An ethnocracy is a type of political structure in which the state apparatus is controlled by a dominant ethnic group (or groups) to further its interests, power and resources. Ethnocratic regimes typically display a combination of 'thin' democratic facade covering a more profound ethnic structure, in which ethnicity (or race, or religion) – and not citizenship – is the key to securing power and resources. An ethnocratic society facilitates the ethnicization of the state by the dominant group, through the expansion of control, often through conflict with minorities and neighboring states.

Definition

In the 20th century, a few states passed, or attempted to pass, nationality laws, through efforts that share certain similarities. All took place in countries with at least one national minority that sought full equality in the state or in a territory that had become part of the state and in which it had lived for generations. Nationality laws were passed in societies that felt threatened by these minorities' aspirations of integration and demands for equality, resulting in regimes that turned xenophobia into major tropes. Nationality laws were passed in states that were grounded in one ethnic identity, defined in contrast to the identity of the other, leading to persecution of and codified discrimination against minorities.[1]

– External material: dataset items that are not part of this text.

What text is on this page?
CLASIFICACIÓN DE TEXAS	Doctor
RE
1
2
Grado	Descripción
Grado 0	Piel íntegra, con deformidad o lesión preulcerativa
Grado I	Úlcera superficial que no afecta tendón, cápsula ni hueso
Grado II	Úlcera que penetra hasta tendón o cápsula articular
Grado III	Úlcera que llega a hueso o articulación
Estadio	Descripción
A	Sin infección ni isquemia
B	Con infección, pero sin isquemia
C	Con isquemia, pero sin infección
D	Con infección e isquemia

Research shows that several spheres of regime control are vital for ethnocratic regimes, including the armed forces, police, land administration, immigration control and economic development. These power government instruments ensure the long-term domination of the leading ethnic groups, and the stratification of society into 'ethnoclasses', which has been exacerbated by the recent stage of capitalism, with its typical neo-liberal policies. Ethnocracies often manage to contain ethnic conflict in the short term by effective control over minorities, and by effectively using the 'thin' procedural democratic façade. However, they tend to become unstable in the long term, suffering from repeated conflict and crisis, which are resolved by either substantive democratization, partition, or regime devolution into consociational arrangements. Alternatively, ethnocracies that do not resolve their internal conflict may deteriorate into periods of long-term internal strife and the institutionalization of structural discrimination or apartheid.

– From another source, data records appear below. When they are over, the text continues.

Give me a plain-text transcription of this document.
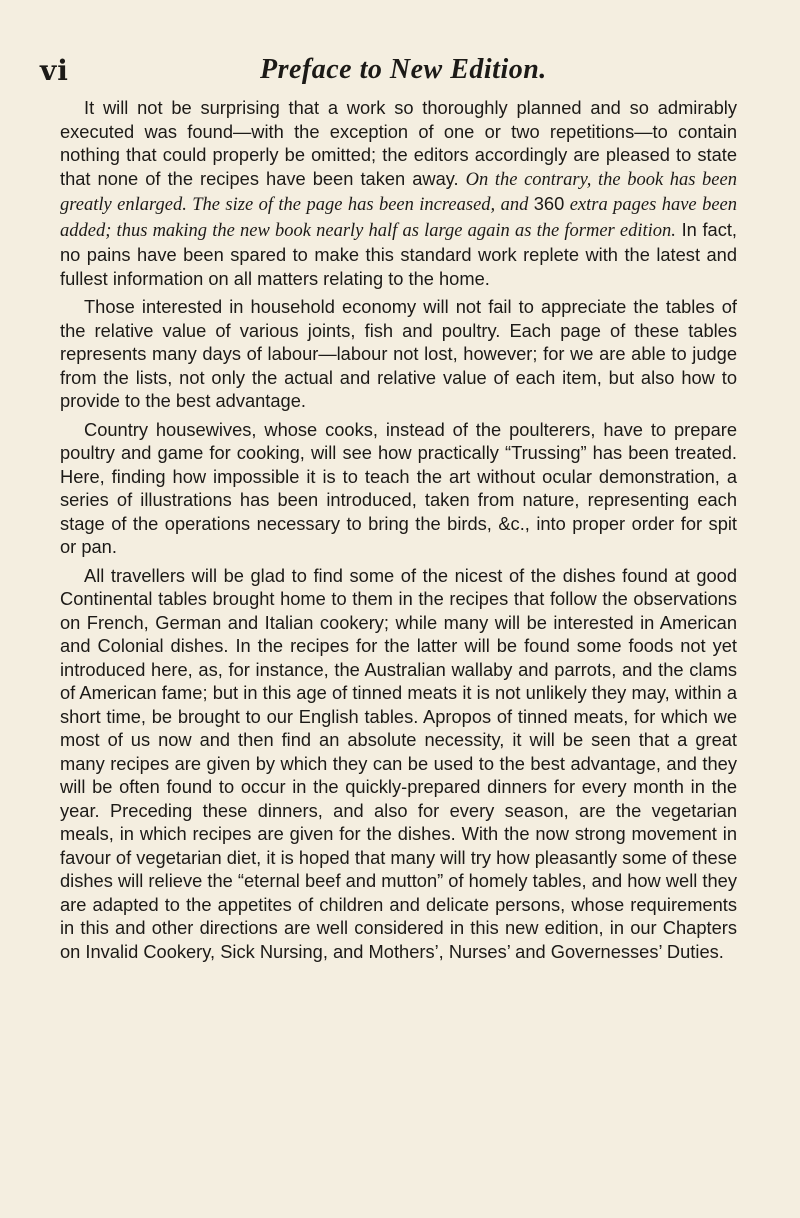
vi	Preface to New Edition.

It will not be surprising that a work so thoroughly planned and so admirably executed was found—with the exception of one or two repetitions—to contain nothing that could properly be omitted; the editors accordingly are pleased to state that none of the recipes have been taken away. On the contrary, the book has been greatly enlarged. The size of the page has been increased, and 360 extra pages have been added; thus making the new book nearly half as large again as the former edition. In fact, no pains have been spared to make this standard work replete with the latest and fullest information on all matters relating to the home.

Those interested in household economy will not fail to appreciate the tables of the relative value of various joints, fish and poultry. Each page of these tables represents many days of labour—labour not lost, however; for we are able to judge from the lists, not only the actual and relative value of each item, but also how to provide to the best advantage.

Country housewives, whose cooks, instead of the poulterers, have to prepare poultry and game for cooking, will see how practically “Trussing” has been treated. Here, finding how impossible it is to teach the art without ocular demonstration, a series of illustrations has been introduced, taken from nature, representing each stage of the operations necessary to bring the birds, &c., into proper order for spit or pan.

All travellers will be glad to find some of the nicest of the dishes found at good Continental tables brought home to them in the recipes that follow the observations on French, German and Italian cookery; while many will be interested in American and Colonial dishes. In the recipes for the latter will be found some foods not yet introduced here, as, for instance, the Australian wallaby and parrots, and the clams of American fame; but in this age of tinned meats it is not unlikely they may, within a short time, be brought to our English tables. Apropos of tinned meats, for which we most of us now and then find an absolute necessity, it will be seen that a great many recipes are given by which they can be used to the best advantage, and they will be often found to occur in the quickly-prepared dinners for every month in the year. Preceding these dinners, and also for every season, are the vegetarian meals, in which recipes are given for the dishes. With the now strong movement in favour of vegetarian diet, it is hoped that many will try how pleasantly some of these dishes will relieve the “eternal beef and mutton” of homely tables, and how well they are adapted to the appetites of children and delicate persons, whose requirements in this and other directions are well considered in this new edition, in our Chapters on Invalid Cookery, Sick Nursing, and Mothers’, Nurses’ and Governesses’ Duties.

In ethnocratic states the government is typically representative of a particular ethnic group holding a number of posts disproportionately large to the percentage of the total population. The dominant ethnic group (or groups) represents and use them to advance the position of their particular ethnic group(s) to the detriment of others.[2][3][4][5]

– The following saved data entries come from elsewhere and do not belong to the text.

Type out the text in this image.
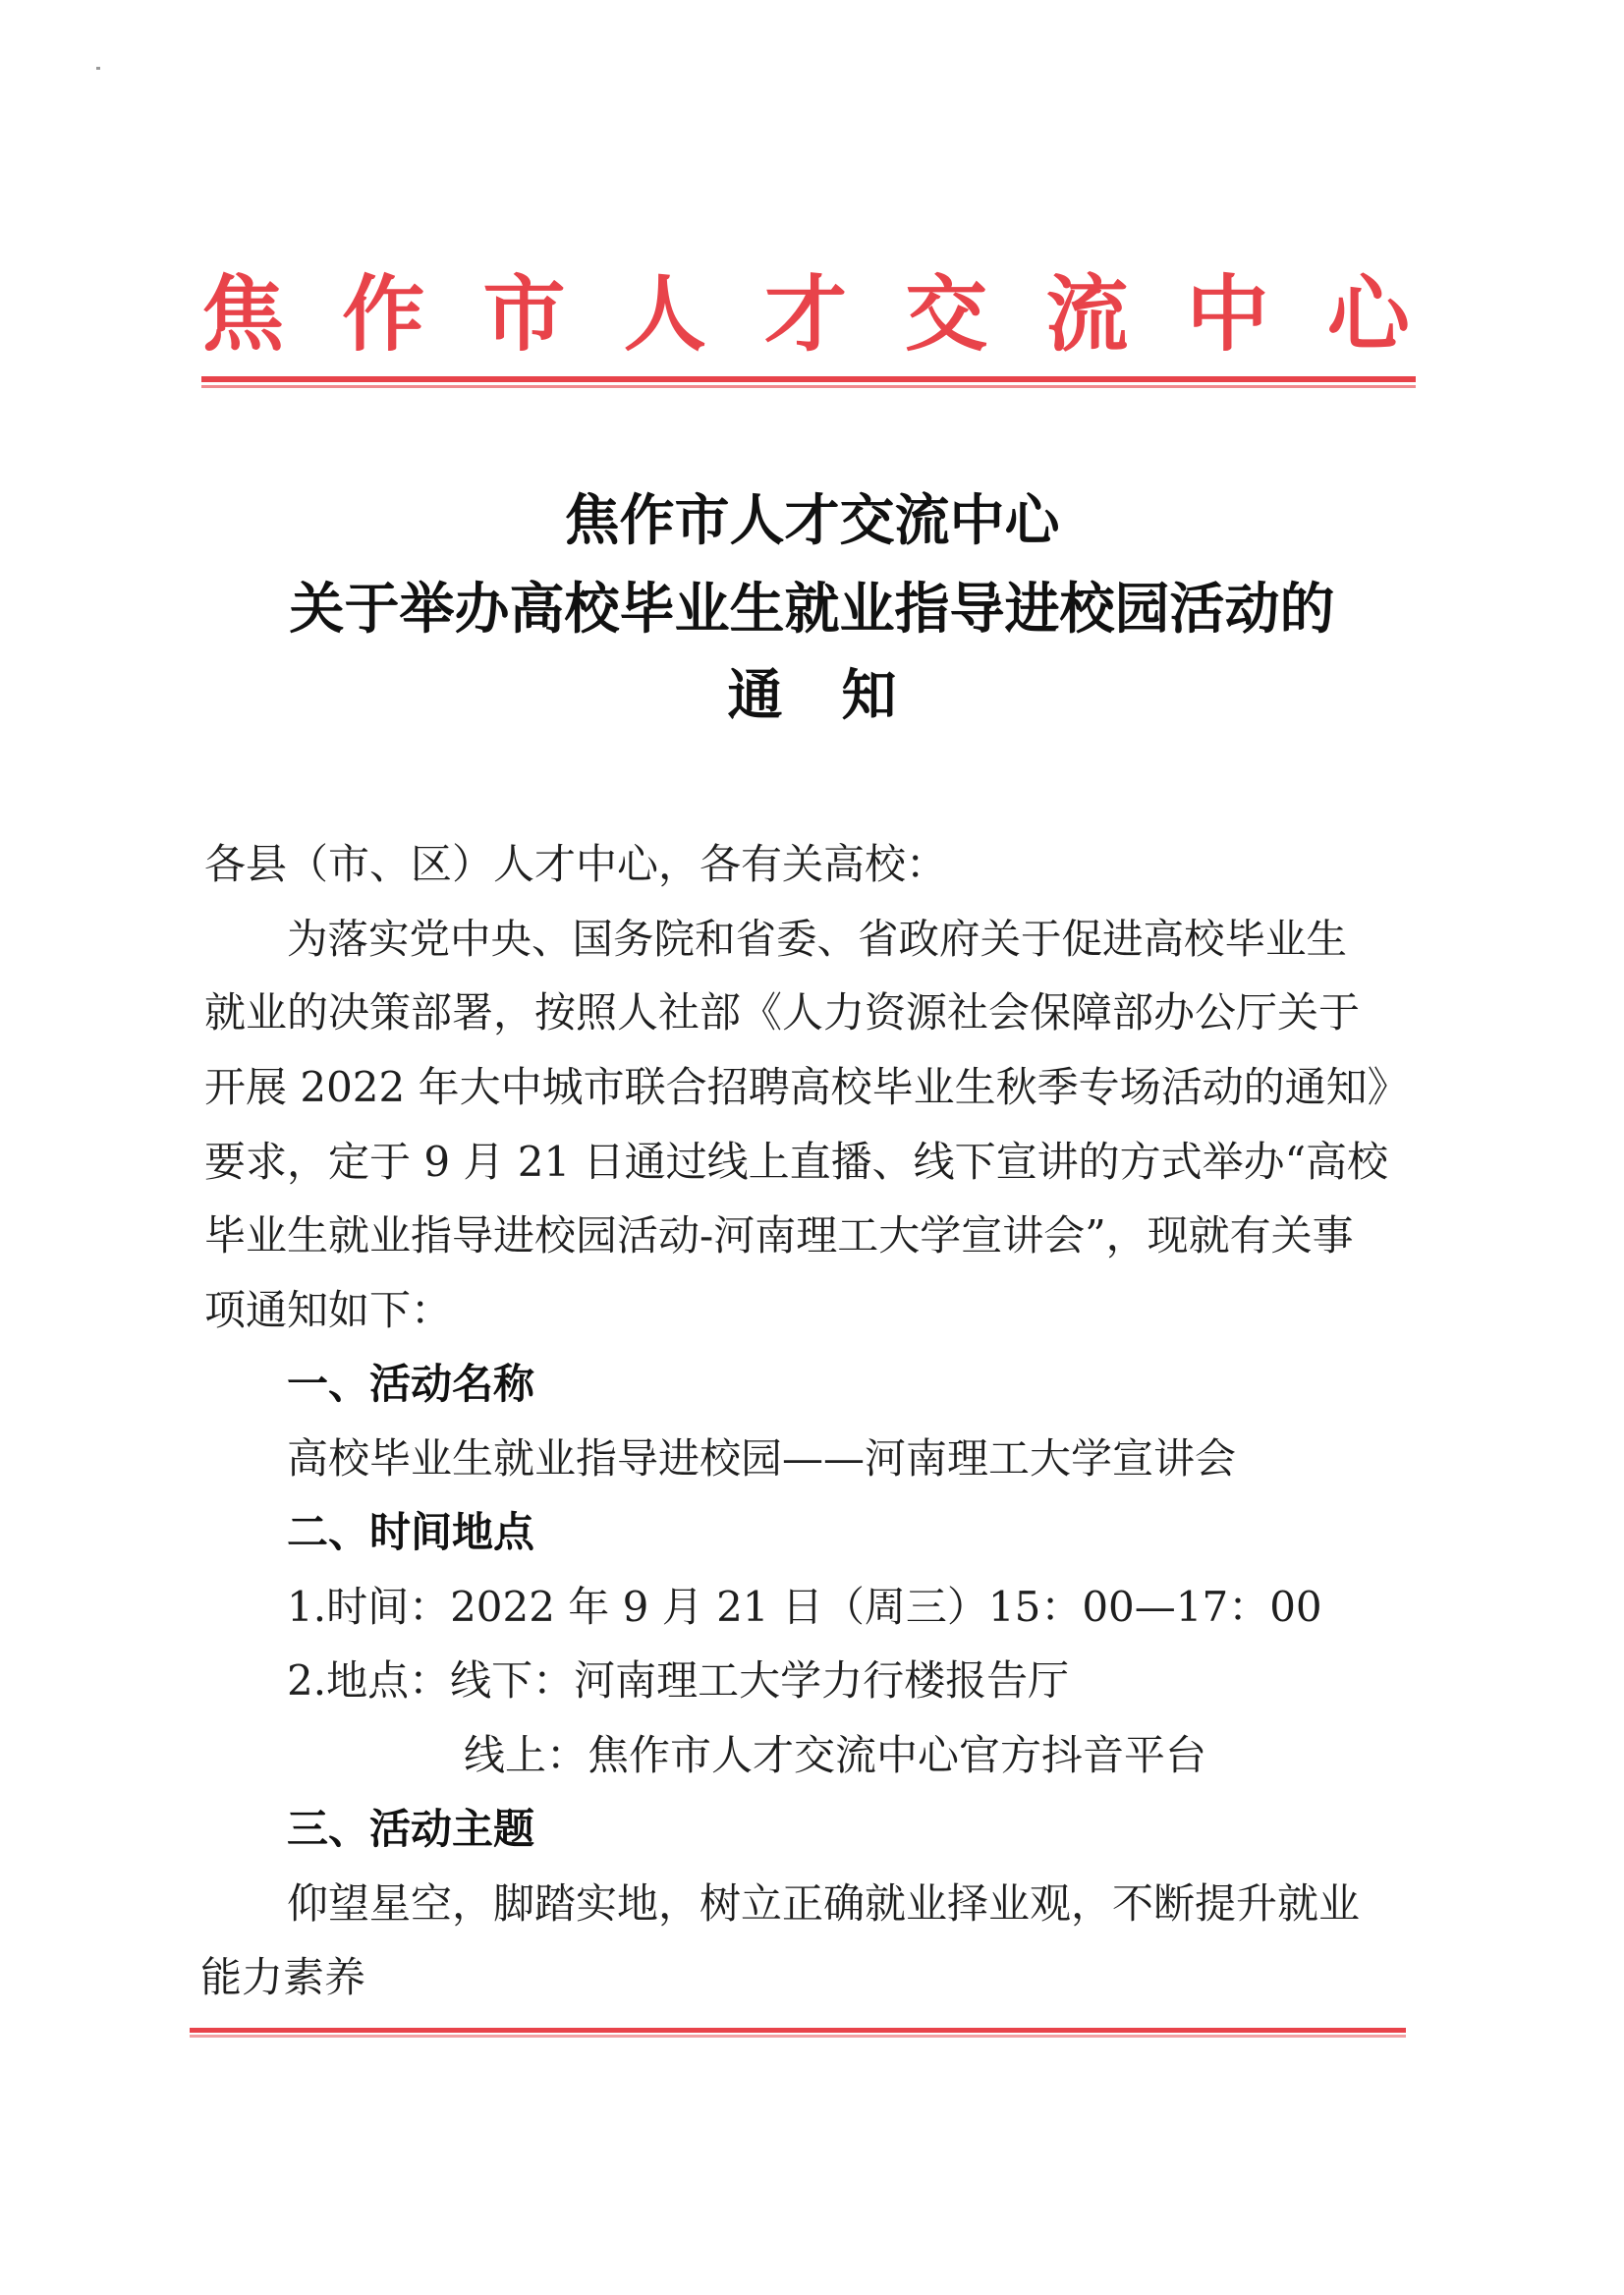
焦 作 市 人 才 交 流 中 心
焦作市人才交流中心
关于举办高校毕业生就业指导进校园活动的
通知
各县（市、区）人才中心，各有关高校：
为落实党中央、国务院和省委、省政府关于促进高校毕业生
就业的决策部署，按照人社部《人力资源社会保障部办公厅关于
开展 2022 年大中城市联合招聘高校毕业生秋季专场活动的通知》
要求，定于 9 月 21 日通过线上直播、线下宣讲的方式举办“高校
毕业生就业指导进校园活动-河南理工大学宣讲会”，现就有关事
项通知如下：
一、活动名称
高校毕业生就业指导进校园——河南理工大学宣讲会
二、时间地点
1.时间：2022 年 9 月 21 日（周三）15：00—17：00
2.地点：线下：河南理工大学力行楼报告厅
线上：焦作市人才交流中心官方抖音平台
三、活动主题
仰望星空，脚踏实地，树立正确就业择业观，不断提升就业
能力素养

Other ethnic groups are systematically discriminated against by the state and may face repression or violations of their human rights at the hands of state organs. Ethnocracy can also be a political regime which is instituted on the basis of qualified rights to citizenship, and with ethnic affiliation (defined in terms of race, descent, religion, or language) as the distinguishing principle.[6] Generally, the raison d'être of an ethnocratic government is to secure the most important instruments of state power in the hands of a specific ethnic collectivity. All other considerations concerning the distribution of power are ultimately subordinated to this basic intention.[citation needed]

Ethnocracies are characterized by their control system – the legal, institutional, and physical instruments of power deemed necessary to secure ethnic dominance. The degree of system discrimination will tend to vary greatly from case to case and from situation to situation. If the dominant group (whose interests the system is meant to serve and whose identity it is meant to represent) constitutes a small minority (typically 20% or less) of the population within the state territory, substantial degrees of institutionalized suppression will probably be necessary to sustain its control.